A truly concerned individual who didn't know much about horses would ASK you what you were doing and why you were doing it - like the people who asked about the flymasks! A concerned HORSEMAN who saw you doing something that was CLEARLY wrong would try to educate you or to persuade you to do something differently, but would not accuse and attack you - for the horse's sake. Rudeness and name-calling is no way to convince anyone of anything, and if you want to make life better for someone's horse, you have to CONVINCE that person to do things differently, not try to force or humiliate that person into doing things differently. If someone is demonstrating bad riding and a lack of horsemanship, and you make that person angry, the anger is very likely to be taken out on the horse.
All that said, I like your attitude very much! If someone accuses you of something, it can't possibly hurt to take a hard look at whatever it is you are doing, just in case there is something you may have overlooked or forgotten. Willingness to learn and change are essential to horsemanship.

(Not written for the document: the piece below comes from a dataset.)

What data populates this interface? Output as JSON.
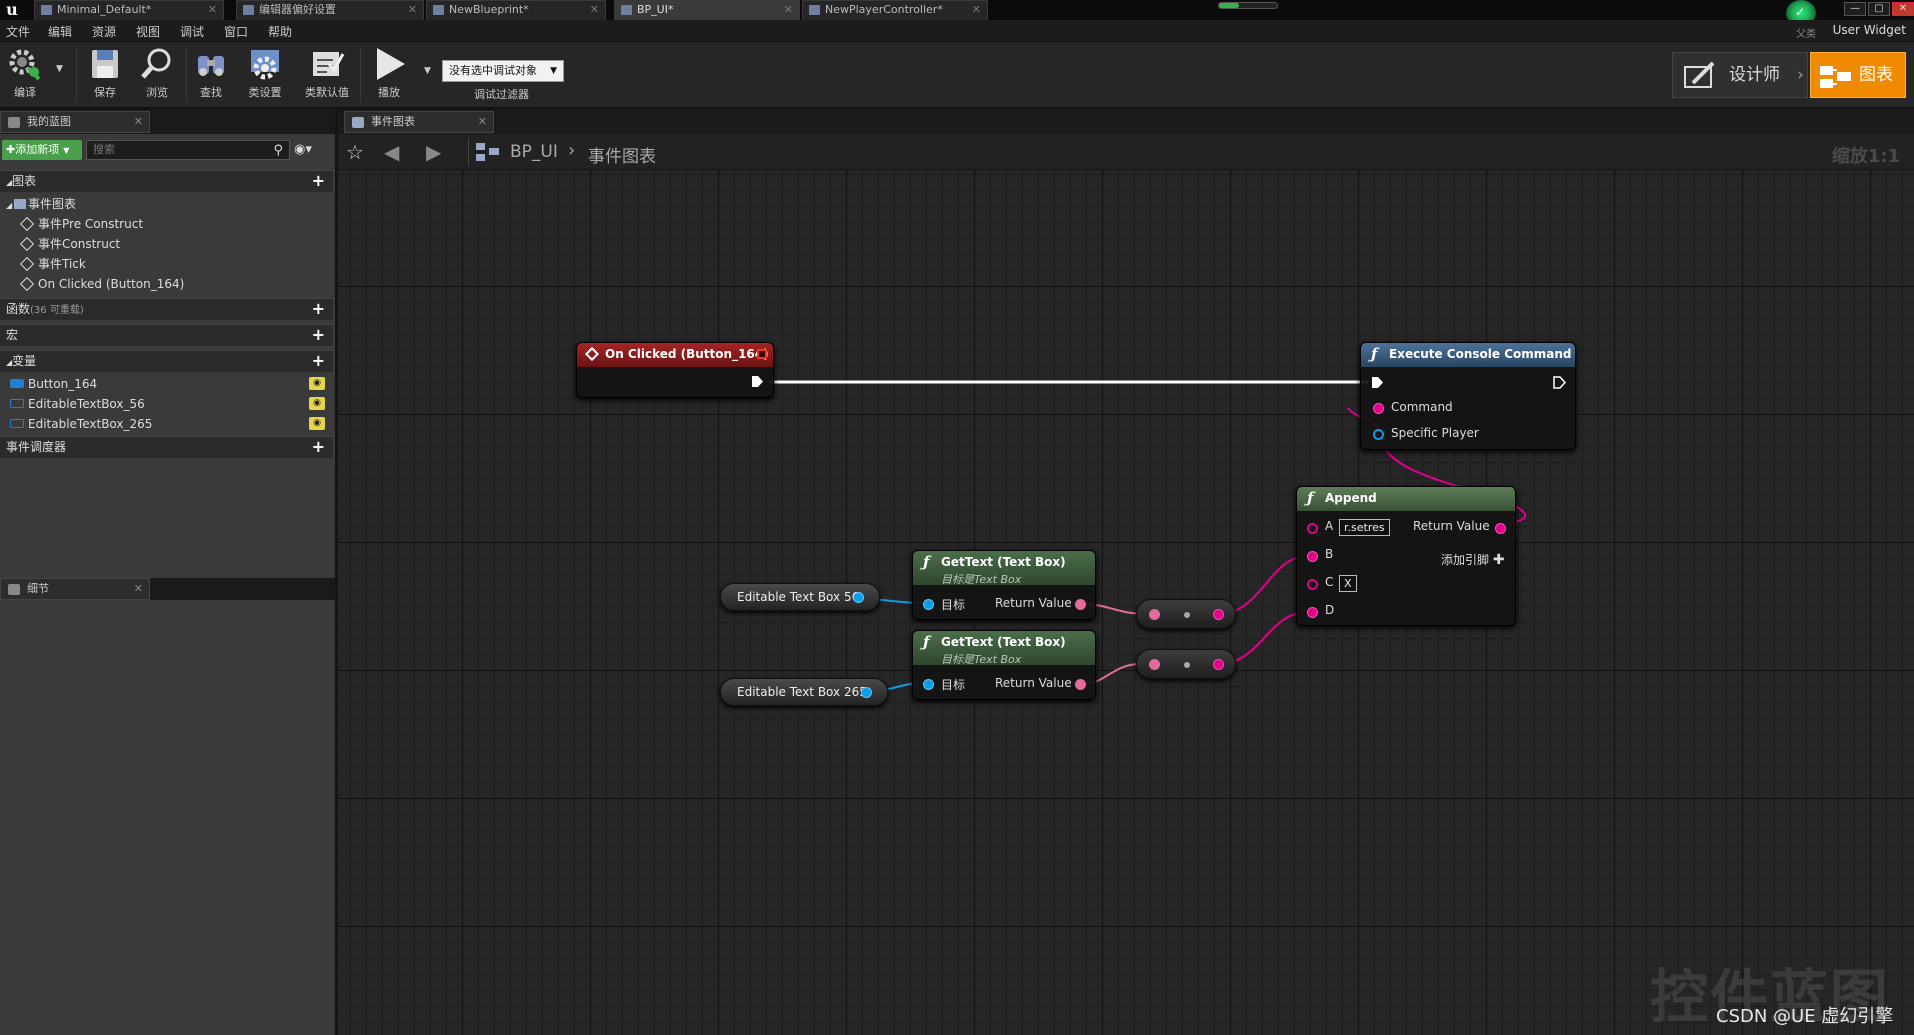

Meanwhile, since you need to get along with the people at your barn, something has to change. What do you think would happen if you approached one of your critics and said "It really hurts my feelings when you call me a horse-abuser, can we talk about this, please?" If there's any chance of establishing some sort of dialogue, you might be able to - eventually - manage a quiet exchange of ideas, maybe in the lounge instead of on horseback. You might also approach the barn manager and say - without necessarily naming names - that you have been accused of horse abuse, that you are upset and feel unhappy about coming out to the barn, and that you would like the barn manager's help in making the atmosphere more congenial. Perhaps you and your trainer could offer to give a little demonstration-explanation of your discipline and training methods, just to "share" with the other people at your barn. Once they understand that you don't hurt the horse with the whip, that the horse is not afraid of the whip, and that its use is limited and becoming more limited every day as the horse's understanding grows and its new habits develop, perhaps they'll be able to relax and focus on their own horses and their own riding instead of calling you names. Good luck!